In the language technology business, a prominent instance of a disconnect I’m aware of relates to the finite state dialog modeling work mentioned earlier. In the early 2000s, this was simply the only way you could build a spoken language dialog system if you wanted it to have any chance of working with real users, and it’s probably still the main paradigm used in that world, augmented with more statistically driven call routing algorithms. But while the commercial speech recognition world was developing VoiceXML, research labs were building much more sophisticated dialog systems that did much more sophisticated things, like unpacking complex anaphoric references, or trying to reason about user intentions. These systems worked great in carefully scripted demos, but you wouldn’t want to mortgage your house to build a start-up around those ideas. As far as I can tell, not much of that work found its way into practical applications. In the world of spoken language dialog systems, there seemed to be two quite separate universes of activity, with relatively little awareness of each other.

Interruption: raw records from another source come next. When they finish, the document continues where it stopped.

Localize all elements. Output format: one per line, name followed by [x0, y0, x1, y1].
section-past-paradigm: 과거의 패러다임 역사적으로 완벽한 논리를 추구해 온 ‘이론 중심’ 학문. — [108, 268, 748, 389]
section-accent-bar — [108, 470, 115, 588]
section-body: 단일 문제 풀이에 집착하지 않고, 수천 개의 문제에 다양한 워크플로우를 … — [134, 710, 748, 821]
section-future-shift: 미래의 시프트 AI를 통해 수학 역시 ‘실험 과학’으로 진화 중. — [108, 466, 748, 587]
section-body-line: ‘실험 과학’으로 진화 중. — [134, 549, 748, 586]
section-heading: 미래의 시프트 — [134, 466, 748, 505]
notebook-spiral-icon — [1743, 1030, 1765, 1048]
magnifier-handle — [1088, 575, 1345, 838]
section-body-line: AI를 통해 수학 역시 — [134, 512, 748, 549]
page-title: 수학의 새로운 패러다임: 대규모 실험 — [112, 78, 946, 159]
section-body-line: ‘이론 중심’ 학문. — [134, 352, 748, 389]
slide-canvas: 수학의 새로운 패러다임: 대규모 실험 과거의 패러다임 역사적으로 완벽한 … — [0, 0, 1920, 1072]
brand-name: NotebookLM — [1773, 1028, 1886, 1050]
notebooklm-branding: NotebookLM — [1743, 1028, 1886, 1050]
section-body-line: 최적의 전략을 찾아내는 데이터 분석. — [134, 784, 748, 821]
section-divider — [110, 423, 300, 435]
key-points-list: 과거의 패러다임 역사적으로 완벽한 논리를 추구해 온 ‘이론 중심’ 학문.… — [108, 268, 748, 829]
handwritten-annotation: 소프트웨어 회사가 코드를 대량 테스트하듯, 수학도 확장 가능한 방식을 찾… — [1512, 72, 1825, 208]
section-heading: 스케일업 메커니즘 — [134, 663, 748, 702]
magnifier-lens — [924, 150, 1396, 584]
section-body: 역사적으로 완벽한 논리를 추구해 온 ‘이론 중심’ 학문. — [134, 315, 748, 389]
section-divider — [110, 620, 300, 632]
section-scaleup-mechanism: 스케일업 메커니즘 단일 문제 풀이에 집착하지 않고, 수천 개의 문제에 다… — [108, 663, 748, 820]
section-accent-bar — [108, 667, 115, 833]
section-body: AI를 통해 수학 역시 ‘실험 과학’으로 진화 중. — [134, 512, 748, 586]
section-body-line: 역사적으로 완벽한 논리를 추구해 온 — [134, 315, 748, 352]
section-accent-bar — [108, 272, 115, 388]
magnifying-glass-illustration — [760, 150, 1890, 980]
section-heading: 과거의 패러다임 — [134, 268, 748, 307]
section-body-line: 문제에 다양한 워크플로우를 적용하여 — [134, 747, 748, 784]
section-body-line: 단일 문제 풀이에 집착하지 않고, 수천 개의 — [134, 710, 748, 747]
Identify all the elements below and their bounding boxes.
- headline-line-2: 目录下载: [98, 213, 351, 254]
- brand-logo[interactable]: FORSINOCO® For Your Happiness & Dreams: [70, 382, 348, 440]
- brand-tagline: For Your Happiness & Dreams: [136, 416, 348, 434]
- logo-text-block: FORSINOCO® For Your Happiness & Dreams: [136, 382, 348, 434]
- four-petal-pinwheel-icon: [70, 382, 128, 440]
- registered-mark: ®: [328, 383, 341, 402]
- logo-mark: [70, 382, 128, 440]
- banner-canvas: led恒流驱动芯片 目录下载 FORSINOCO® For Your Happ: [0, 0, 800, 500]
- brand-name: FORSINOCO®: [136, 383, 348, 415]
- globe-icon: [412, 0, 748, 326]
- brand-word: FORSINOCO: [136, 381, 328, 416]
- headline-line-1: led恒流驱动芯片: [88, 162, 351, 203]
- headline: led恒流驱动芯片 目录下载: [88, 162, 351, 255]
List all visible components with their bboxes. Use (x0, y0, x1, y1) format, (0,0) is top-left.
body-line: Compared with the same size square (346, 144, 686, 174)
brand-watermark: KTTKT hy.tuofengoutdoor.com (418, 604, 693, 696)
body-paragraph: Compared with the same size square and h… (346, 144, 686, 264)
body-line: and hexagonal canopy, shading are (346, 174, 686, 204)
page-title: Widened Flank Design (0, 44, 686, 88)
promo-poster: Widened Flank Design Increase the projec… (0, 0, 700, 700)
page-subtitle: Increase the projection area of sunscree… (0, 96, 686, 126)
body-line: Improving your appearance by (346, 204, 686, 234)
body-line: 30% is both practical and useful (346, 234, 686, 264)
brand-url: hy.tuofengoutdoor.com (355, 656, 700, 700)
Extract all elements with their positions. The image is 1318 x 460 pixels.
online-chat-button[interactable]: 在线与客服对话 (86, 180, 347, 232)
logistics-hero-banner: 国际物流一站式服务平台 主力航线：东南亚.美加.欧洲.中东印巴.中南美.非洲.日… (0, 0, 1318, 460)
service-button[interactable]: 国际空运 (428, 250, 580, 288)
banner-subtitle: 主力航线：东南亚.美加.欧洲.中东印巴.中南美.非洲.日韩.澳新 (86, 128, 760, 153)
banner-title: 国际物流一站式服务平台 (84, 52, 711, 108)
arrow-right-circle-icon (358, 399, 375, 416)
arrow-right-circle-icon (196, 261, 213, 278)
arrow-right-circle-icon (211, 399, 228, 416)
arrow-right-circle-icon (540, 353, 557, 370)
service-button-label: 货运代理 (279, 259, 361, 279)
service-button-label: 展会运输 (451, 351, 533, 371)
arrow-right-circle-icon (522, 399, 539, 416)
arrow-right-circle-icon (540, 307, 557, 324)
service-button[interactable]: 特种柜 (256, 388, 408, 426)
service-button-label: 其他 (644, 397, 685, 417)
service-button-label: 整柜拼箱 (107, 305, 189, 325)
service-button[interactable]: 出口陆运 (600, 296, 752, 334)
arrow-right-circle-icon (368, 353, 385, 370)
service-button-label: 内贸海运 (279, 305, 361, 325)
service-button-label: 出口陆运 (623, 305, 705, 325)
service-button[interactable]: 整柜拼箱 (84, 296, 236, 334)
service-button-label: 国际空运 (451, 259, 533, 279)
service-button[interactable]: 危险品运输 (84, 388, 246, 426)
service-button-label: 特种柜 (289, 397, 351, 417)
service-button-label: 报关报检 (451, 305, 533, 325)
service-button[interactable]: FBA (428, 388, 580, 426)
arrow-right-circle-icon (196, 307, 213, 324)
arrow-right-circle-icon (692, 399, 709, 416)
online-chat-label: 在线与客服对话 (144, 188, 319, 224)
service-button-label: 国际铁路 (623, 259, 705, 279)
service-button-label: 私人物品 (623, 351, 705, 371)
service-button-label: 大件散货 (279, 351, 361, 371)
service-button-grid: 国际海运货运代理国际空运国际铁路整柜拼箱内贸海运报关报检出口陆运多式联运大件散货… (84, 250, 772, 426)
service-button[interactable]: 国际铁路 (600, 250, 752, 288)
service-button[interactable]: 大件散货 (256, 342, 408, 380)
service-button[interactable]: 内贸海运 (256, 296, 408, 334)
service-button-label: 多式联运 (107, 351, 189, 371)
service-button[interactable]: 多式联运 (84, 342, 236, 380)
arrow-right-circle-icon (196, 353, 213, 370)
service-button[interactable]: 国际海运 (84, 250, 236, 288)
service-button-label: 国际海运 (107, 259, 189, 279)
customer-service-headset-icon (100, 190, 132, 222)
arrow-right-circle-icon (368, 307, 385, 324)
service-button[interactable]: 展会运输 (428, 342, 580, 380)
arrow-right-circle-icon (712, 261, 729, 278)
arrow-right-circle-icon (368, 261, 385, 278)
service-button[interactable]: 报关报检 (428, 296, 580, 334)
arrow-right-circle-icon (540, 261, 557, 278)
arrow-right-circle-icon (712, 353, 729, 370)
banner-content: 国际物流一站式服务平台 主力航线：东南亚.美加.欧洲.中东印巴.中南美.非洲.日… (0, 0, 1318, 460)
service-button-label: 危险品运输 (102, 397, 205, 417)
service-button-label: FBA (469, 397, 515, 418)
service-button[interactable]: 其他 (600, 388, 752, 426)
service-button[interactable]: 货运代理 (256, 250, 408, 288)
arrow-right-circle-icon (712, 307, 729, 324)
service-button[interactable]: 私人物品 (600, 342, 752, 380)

Fast forward to 2016, and I see the risk of something similar happening in the chatbot world. In their striving to move the technology forward, the next milestone the Big Four are set to tackle is around truly conversational interactions, by which is meant the ability to take account of discourse context, rather than just treating a dialog as a sequence of independent conversational pairs. So you’ll see this snippet repeated endlessly on blogs that discuss the capabilities of the new Google Assistant:
These advances basically add context to your questions. For instance, when you say ‘OK Google’ followed by ‘What’s playing tonight?’, Google Assistant will show films at your local cinema. But if you add ‘We’re planning on bringing the kids’, Google Assistant will know to serve up showtimes for kid-friendly films. You could then say ‘Let’s see Jungle Book’, and the assistant will purchase tickets for you.
Of course, the computational linguistics community has been looking at discourse phenomena like these more or less since the inception of the field, so it would be nice to think that the capabilities we’ll see tomorrow on our phones will be informed by some of that research. That’s already likely in the case of Google and the other major players, of course, since they hire people with that kind of background. I’m less confident that the broader chatbot-building community will have easy access to the relevant expertise. Although I agreed with Minsky’s dismissal of the Loebner Prize at the time, I now think it may have unnecessarily alienated that community, and so some bridge-building might be in order, lest we end up with another pair of parallel universes.
And there are encouraging signs. In September, IVA 2016 will host the Second Workshop on Chatbots and Conversational Agent Technologies. There’s something conciliatory about using both the more formal — ‘conversational agents’ — and the informal — ‘chatbots’ — monikers in the same breath. Alongside the usual discussion of how we should best prepare for future capabilities, we might hope that the challenges of building a real fieldable chatbot will also get an airing there. Coming from the other direction, the World Wide Web Consortium has recently announced a new W3C Community Group on Voice Interaction, which intends to explore beyond the system-initiated directed dialogs of the VoiceXML world. This looks like a timely recognition that the earlier approaches taken in commercial systems have limitations that need to be transcended, and an excellent opportunity to revisit how some of the ideas developed in earlier dialog systems research might influence practical developments.
If we want to have better conversations with machines, we stand to benefit from having better conversations among ourselves.